A sudden, but futile, argument flared up recently in the local press. It centered around the alleged poor skills of the Civil Service Kuwaiti employees, and seems to have resulted from poorly worded and unclear opinions, which were misunderstood by all parties.
Skills are not the problem. They come and accumulate with experience and training i.e. with practice. They bear no relationship to personal abilities; whether mental, physical or psychological. And, by practice, we mean clear productive work tasks, and not sitting idle without being assigned real tangible work.
The essence of the problem is that the Government has, for too many years, hired more Kuwaiti employees than required to execute the available work. It thus, piled them up without clear and useful tasks, that would enable them to gain experience and skills, which can then be honed and developed over time. Naturally, this resulted in the frustration of the employees who didn’t feel useful, productive or learning anything new. Their performance dropped, they lost interest and, eventually, their commitment to their jobs began to erode.
The Government never intended this outcome, but it seems that it confused its commendable desire to distribute the oil wealth among its citizens by providing them secure well-paid jobs and a high standard of living, with its ability to create real work for them. In other words, the Government succeeded in the first part of its goal, but failed in the second. This lays the problem squarely in the Government’s lap – its management ability – and not in the skills of the employees.

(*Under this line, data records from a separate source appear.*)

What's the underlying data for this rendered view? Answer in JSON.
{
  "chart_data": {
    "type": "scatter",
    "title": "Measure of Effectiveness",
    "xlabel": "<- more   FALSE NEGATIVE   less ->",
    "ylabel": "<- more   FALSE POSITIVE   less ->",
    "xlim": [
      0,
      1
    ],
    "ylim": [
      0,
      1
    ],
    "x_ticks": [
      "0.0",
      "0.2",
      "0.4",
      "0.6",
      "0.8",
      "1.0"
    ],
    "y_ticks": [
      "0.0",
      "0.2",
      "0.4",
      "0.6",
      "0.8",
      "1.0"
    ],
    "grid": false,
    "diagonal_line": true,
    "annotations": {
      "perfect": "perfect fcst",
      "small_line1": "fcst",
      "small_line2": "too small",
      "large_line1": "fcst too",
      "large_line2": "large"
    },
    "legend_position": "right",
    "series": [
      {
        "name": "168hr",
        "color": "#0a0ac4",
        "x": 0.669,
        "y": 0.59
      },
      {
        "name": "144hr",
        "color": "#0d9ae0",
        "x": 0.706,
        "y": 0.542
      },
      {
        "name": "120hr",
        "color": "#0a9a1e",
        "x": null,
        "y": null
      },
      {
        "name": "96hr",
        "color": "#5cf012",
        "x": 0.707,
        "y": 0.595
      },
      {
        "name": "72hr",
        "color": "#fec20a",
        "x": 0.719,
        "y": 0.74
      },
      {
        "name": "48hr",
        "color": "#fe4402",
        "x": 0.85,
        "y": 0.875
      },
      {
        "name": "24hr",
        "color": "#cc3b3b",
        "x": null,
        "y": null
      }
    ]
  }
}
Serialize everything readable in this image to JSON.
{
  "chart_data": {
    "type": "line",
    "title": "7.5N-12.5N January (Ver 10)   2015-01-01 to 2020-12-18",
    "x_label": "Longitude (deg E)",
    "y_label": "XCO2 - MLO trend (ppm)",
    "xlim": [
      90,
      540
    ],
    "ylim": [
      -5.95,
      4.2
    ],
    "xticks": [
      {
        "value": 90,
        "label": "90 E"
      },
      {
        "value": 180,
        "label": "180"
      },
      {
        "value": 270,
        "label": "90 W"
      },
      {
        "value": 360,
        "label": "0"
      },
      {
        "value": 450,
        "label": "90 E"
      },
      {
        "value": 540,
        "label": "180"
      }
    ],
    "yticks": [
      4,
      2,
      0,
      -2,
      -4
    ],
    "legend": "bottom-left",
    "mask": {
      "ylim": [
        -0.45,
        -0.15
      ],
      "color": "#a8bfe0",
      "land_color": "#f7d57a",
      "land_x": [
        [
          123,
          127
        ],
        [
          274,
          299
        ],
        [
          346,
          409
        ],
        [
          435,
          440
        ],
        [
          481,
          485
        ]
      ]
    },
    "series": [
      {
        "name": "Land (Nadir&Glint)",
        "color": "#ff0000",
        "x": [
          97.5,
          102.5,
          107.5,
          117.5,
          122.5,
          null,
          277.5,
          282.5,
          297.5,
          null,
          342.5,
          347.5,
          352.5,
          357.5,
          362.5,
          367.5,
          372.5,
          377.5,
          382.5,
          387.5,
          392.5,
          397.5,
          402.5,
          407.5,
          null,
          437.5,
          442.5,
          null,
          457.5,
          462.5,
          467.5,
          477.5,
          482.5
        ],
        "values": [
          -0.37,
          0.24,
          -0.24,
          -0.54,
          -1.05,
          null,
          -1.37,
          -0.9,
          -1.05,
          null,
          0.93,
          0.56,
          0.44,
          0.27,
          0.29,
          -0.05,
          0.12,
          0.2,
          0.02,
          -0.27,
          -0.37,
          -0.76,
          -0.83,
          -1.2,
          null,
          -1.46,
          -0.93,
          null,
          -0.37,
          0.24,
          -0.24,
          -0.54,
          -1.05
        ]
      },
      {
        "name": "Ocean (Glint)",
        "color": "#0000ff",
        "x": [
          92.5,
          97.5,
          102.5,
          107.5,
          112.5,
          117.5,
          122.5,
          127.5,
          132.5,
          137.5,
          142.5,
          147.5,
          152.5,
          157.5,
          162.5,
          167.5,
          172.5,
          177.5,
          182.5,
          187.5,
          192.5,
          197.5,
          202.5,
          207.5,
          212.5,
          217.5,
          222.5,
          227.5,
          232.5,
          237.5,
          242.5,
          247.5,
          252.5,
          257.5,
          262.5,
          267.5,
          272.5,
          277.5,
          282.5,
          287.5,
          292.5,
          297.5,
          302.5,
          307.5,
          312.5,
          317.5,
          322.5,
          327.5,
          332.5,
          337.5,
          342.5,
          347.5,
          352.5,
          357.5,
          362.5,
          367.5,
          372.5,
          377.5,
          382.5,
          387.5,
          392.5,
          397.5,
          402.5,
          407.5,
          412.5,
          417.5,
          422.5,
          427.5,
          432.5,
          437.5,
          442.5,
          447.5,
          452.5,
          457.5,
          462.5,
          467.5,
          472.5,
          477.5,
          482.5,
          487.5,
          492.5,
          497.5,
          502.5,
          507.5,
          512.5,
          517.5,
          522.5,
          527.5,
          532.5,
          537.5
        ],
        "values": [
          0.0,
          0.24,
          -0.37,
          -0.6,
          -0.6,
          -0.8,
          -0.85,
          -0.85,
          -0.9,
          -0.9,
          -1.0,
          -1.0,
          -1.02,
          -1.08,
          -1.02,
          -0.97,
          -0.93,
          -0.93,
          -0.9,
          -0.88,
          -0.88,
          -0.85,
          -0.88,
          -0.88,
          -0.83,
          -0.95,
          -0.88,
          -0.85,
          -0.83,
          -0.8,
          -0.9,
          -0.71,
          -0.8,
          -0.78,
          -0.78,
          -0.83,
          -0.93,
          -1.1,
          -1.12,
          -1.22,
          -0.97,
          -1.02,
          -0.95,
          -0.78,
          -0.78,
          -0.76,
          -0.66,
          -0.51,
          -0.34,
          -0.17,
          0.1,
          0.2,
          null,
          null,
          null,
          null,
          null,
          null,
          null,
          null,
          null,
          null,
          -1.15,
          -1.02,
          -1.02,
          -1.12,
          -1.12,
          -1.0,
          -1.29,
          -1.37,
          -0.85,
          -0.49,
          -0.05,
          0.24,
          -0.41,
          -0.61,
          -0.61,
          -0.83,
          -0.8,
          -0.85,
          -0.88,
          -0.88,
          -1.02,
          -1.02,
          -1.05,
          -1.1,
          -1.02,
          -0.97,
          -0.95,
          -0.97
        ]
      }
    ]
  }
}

We cannot discuss the subject of skills without referring to the period of the “Evil Iraqi Invasion”, when the talents and skills of the Kuwaitis under occupation blossomed and flowered fantastically. They were able to operate the various utilities and services of the country, including food distribution, Coops, bakeries, garbage collection, barber shops…etc. (Even the writer of this article, discovered that, after making a mess of ten heads, he was able to develop haircutting skills with his electric hair trimmer).
A good manager properly utilizes the resources and assets available to him, especially as they are usually limited. But when resources are abundant, then a “Great and exceptional” manager is required to avoid wasting these expensive resources – and this, in a nutshell, is our problem in Kuwait.
They say, “Too many cooks, spoil the broth”, but if you redistribute the cooks over many kitchens, then each cook will specialize in that kitchen’s dishes and perfect them. Therefore, let us embrace our Civil Service employees and nurture them by giving them real productive tasks. Only then, can we evaluate them.